Winthrop gravely enumerates the faults of the constable, such as his “transgressing the bounds of his office, the fruits of ignorant and misguided zeal, not putting a hook on the stocks,” etc., and the matter bade fair to assume some gravity, since it was deemed in France “most ignominious to be laid in the stocks.” Yet Winthrop took care not to rebuke the Constable in public lest he “discourage and discountenance an honest officer.”

It has been said that the homely injunction “to mind your own business” was the most difficult lesson New Englanders ever had to learn, and that even now it has been acquired and practised in the cities only, not in the country.

Administration of government in those days certainly consisted much of meddlesome interference in the private affairs of daily life. Experience has since taught that the free-will of the citizen is the best regulator in such matters.

It is one of the curiosities of old-time legislation that the use of tobacco was in earliest colonial days plainly regarded by the magistrates and elders as far more sinful, degrading, and harmful than indulgence in intoxicating liquors. Both the use and the planting of it were forbidden, the latter being permitted in small quantities “for meere necessitie, for phisick, for preservaceon of the health, and that the same be taken privately by auncient men.” Landlords were ordered not to “suffer any tobacco to be taken into their houses” on penalty of a fine to the “victualler,” and another to “the party that takes it.” The “Creature called Tobacko” seemed to have an immortal life. The laws were constantly altered and were enforced, still tobacco was grown and was smoked. Soon it was forbidden to “take tobacco in any wine or common victual house, except in a private room there, so as the master of said house nor any guest there shall take offense thereat; which, if any do, the said person shall forbear upon pain of two shillings sixpence for every such offense.” No one could take tobacco “publicquely” nor in his own house or anywhere else before strangers. Two men were forbidden to smoke together. Windsor required a physician’s certificate ere it could be used. No one could smoke within two miles of the meeting-house on the Sabbath day. There were wicked backsliders who were caught smoking around the corner of the meeting-house, and others on the street, and they were fined, and set in the stocks, and in cages. Until within a few years there were New England towns where tobacco-smoking was prohibited on the streets, and innocent cigar-loving travellers were astounded at being requested to cease smoking. Mr. Drake wrote in 1886 that he knew men, then living, who had had to plead guilty or not guilty in a Boston police court for smoking in the streets of Boston. In Connecticut in early days a great indulgence was permitted to travellers—a man could smoke once during a journey of ten miles.

The relationship of tavern and meeting-house in New England did not end with their simultaneous establishment; they continued the most friendly neighbors. And so long as a public house was commonly known as an ordinary, those who were high in church counsels looked sharply to the control of these houses of sojourn.
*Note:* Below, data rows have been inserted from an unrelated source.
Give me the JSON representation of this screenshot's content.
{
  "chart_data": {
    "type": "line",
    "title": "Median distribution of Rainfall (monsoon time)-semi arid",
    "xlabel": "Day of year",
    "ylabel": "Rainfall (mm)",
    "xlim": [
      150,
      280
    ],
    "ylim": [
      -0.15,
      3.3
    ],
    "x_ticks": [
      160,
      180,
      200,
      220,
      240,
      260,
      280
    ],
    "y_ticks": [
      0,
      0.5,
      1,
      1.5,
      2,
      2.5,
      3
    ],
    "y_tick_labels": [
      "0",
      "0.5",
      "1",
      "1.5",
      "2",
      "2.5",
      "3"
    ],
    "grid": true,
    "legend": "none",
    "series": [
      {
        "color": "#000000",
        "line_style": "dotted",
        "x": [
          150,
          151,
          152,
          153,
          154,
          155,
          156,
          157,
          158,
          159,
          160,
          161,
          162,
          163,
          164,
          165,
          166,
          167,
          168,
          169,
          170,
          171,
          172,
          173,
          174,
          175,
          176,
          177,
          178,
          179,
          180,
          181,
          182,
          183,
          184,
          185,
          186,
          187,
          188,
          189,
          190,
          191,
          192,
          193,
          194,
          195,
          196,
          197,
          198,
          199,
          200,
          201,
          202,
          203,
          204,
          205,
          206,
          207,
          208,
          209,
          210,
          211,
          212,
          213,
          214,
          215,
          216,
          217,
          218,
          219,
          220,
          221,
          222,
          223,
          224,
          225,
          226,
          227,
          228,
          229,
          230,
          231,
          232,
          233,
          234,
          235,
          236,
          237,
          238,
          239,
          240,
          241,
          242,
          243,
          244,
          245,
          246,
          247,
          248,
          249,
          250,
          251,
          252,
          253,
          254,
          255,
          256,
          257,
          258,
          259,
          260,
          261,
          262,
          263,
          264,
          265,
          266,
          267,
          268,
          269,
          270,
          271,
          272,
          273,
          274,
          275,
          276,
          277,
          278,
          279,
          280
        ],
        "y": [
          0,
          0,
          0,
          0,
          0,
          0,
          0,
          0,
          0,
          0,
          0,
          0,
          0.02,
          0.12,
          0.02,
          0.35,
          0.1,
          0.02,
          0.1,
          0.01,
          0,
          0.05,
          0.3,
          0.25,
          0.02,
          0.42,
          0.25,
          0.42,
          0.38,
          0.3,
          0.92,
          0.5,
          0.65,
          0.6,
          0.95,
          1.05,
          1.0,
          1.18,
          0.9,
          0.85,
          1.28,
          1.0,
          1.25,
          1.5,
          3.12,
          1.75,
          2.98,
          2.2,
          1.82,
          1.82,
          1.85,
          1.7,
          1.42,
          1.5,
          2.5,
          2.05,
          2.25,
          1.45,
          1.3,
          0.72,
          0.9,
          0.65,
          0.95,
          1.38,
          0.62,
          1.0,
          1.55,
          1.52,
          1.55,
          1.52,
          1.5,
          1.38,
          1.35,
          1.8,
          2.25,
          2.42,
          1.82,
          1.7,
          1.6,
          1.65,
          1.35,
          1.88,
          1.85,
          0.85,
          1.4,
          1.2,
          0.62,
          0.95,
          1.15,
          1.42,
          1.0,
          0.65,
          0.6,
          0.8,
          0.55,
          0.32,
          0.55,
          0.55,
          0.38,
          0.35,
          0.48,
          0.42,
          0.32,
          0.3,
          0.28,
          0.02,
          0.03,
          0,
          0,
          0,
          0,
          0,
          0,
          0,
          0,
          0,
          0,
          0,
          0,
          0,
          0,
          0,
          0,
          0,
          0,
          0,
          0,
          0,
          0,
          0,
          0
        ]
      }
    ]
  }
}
The minister and tithing-man were aided in their spying and their chiding by deacons, elders, and church members.

Usually the ordinary and the meeting-house were close companions. Licenses to keep houses of entertainment were granted with the condition that the tavern must be near the meeting-house—a keen contrast to our present laws prohibiting the sale of liquor within a certain distance of any church. A Boston ordinary-keeper, in 1651, was granted permission to keep a house of common entertainment “provided hee keepe it neare the new meeting-house.”

Leather Black-jack.

Those who know of the old-time meeting-house can fully comprehend the desire of the colonists to have a tavern near at hand, especially during the winter services. Through autumn rains, and winter frosts and snows, and fierce northwesters, the poorly-built meeting-house stood unheated, growing more damp, more icy, more deadly, with each succeeding week. Women cowered, shivering, half-frozen, over the feeble heat of a metal foot-stove as the long sermon dragged on and the few coals became ashes. Men stamped their feet and swung their arms in the vain attempt to warm the blood. Gladly and eagerly did all troop from the gloomy meeting-house to the cheerful tavern to thaw out before the afternoon service, and to warm up before the ride or walk home in the late afternoon. It was a scandal in many a town that godly church-members partook too freely of tavern cheer at the nooning; the only wonder is that the entire congregation did not succumb in a body to the potent flip and toddy of the tavern-keeper.

In midsummer the hot sun beat down on the meeting-house roof, and the burning rays poured in the unshaded windows. The taproom of the tavern and the green trees in its dooryard offered a pleasant shade to tired church-goers, and its well-sweep afforded a grateful drink to those who turned not to the taproom.